The Law Society has described as "anti-victim propaganda" the results of a new survey on bogus insurance claims.
The survey, which was commissioned by insurance group AIG, found that one in five respondents knew somebody who had exaggerated an insurance claim and that 15 per cent were aware of somebody who had falsified information.
However the new President of the Law Society, Stuart Gilhooly, said the survey was the latest example of a propaganda campaign being waged by the insurance sector.
The survey, he said, “purportedly measures public awareness of falsified insurance claims” and “alleges” that 15 per cent of the public know someone who has falsified an insurance claim.
“How can this be true?” he said. “The insurance industry takes a highly sceptical and even aggressive attitude towards every claim made. The courts system is rigorous in testing for false claims. All evidence of injury is confirmed by doctors, the truth of all facts in the case must be sworn by the victim and the severest penalties including imprisonment can be applied where false claims are found to have been made.”

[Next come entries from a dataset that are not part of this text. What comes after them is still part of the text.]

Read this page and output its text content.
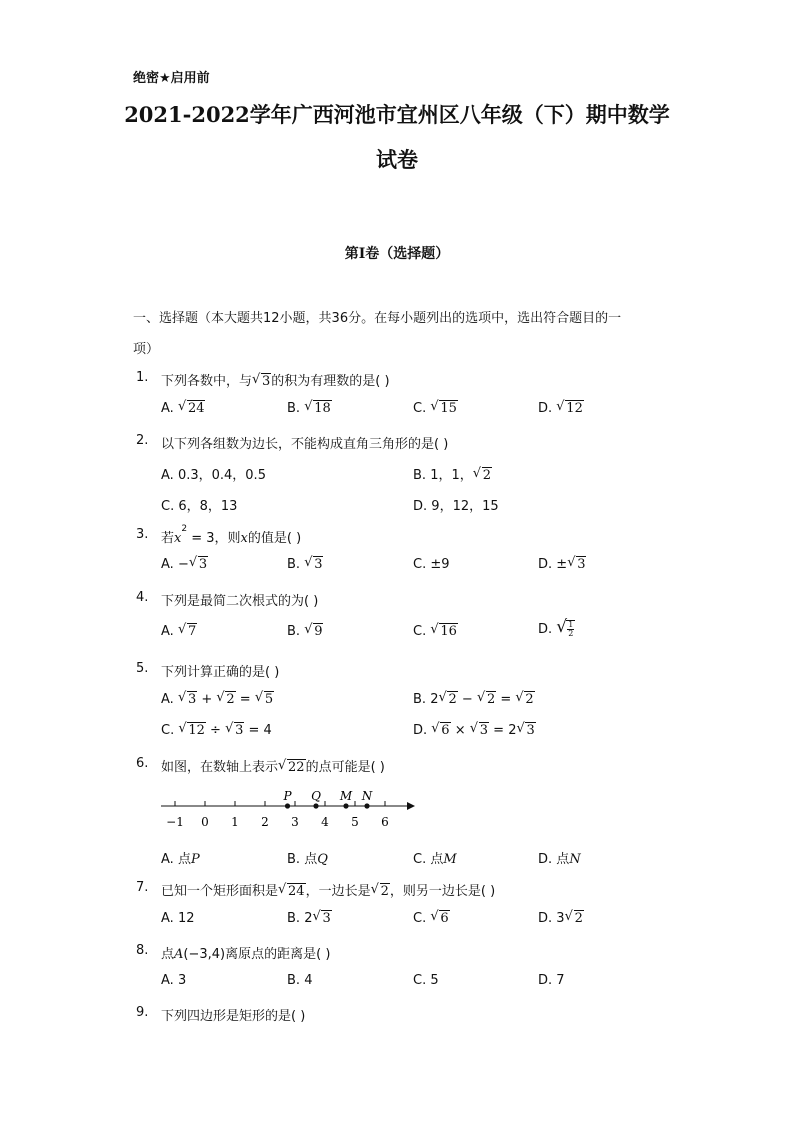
绝密★启用前
2021-2022学年广西河池市宜州区八年级（下）期中数学
试卷
第I卷（选择题）
一、选择题（本大题共12小题，共36分。在每小题列出的选项中，选出符合题目的一
项）
1. 下列各数中，与 √ 3的积为有理数的是( )
A. √ 24	B. √ 18	C. √ 15	D. √ 12
2. 以下列各组数为边长，不能构成直角三角形的是( )
A. 0.3，0.4，0.5	B. 1，1， √ 2
C. 6，8，13	D. 9，12，15
3. 若$x^2 = 3$，则x的值是( )
A. − √ 3	B. √ 3	C. ±9	D. ± √ 3
4. 下列是最简二次根式的为( )
A. √ 7	B. √ 9	C. √ 16	D. √ $\frac{1}{2}$
5. 下列计算正确的是( )
A. √ 3 + √ 2 = √ 5	B. 2 √ 2 − √ 2 = √ 2
C. √ 12 ÷ √ 3 = 4	D. √ 6 × √ 3 = 2 √ 3
6. 如图，在数轴上表示 √ 22的点可能是( )
−1 0 1 2 3 4 5 6
P Q M N
A. 点P	B. 点Q	C. 点M	D. 点N
7. 已知一个矩形面积是 √ 24，一边长是 √ 2，则另一边长是( )
A. 12	B. 2 √ 3	C. √ 6	D. 3 √ 2
8. 点A(−3,4)离原点的距离是( )
A. 3	B. 4	C. 5	D. 7
9. 下列四边形是矩形的是( )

Nevertheless, he said, prosecutions for fraudulent claims are extremely rare. He described the survey results as “self-serving insurance propaganda against accident victims” that was designed to distract attention from the “massive increases in motor insurance premiums, whose true causes lie elsewhere”.
“As the chief executive of the injuries board confirmed yesterday, there has been no big increase in claims or awards to warrant rises of 70 per cent in the average premium over the last three years.”
The true causes of the crisis for the premium-paying public were years of under-reserving and under-charging by the motor insurance industry, which drove competitors from the market, together with a collapse in their investment income.
“The insurers continue to blame everyone but themselves for this crisis,” he said.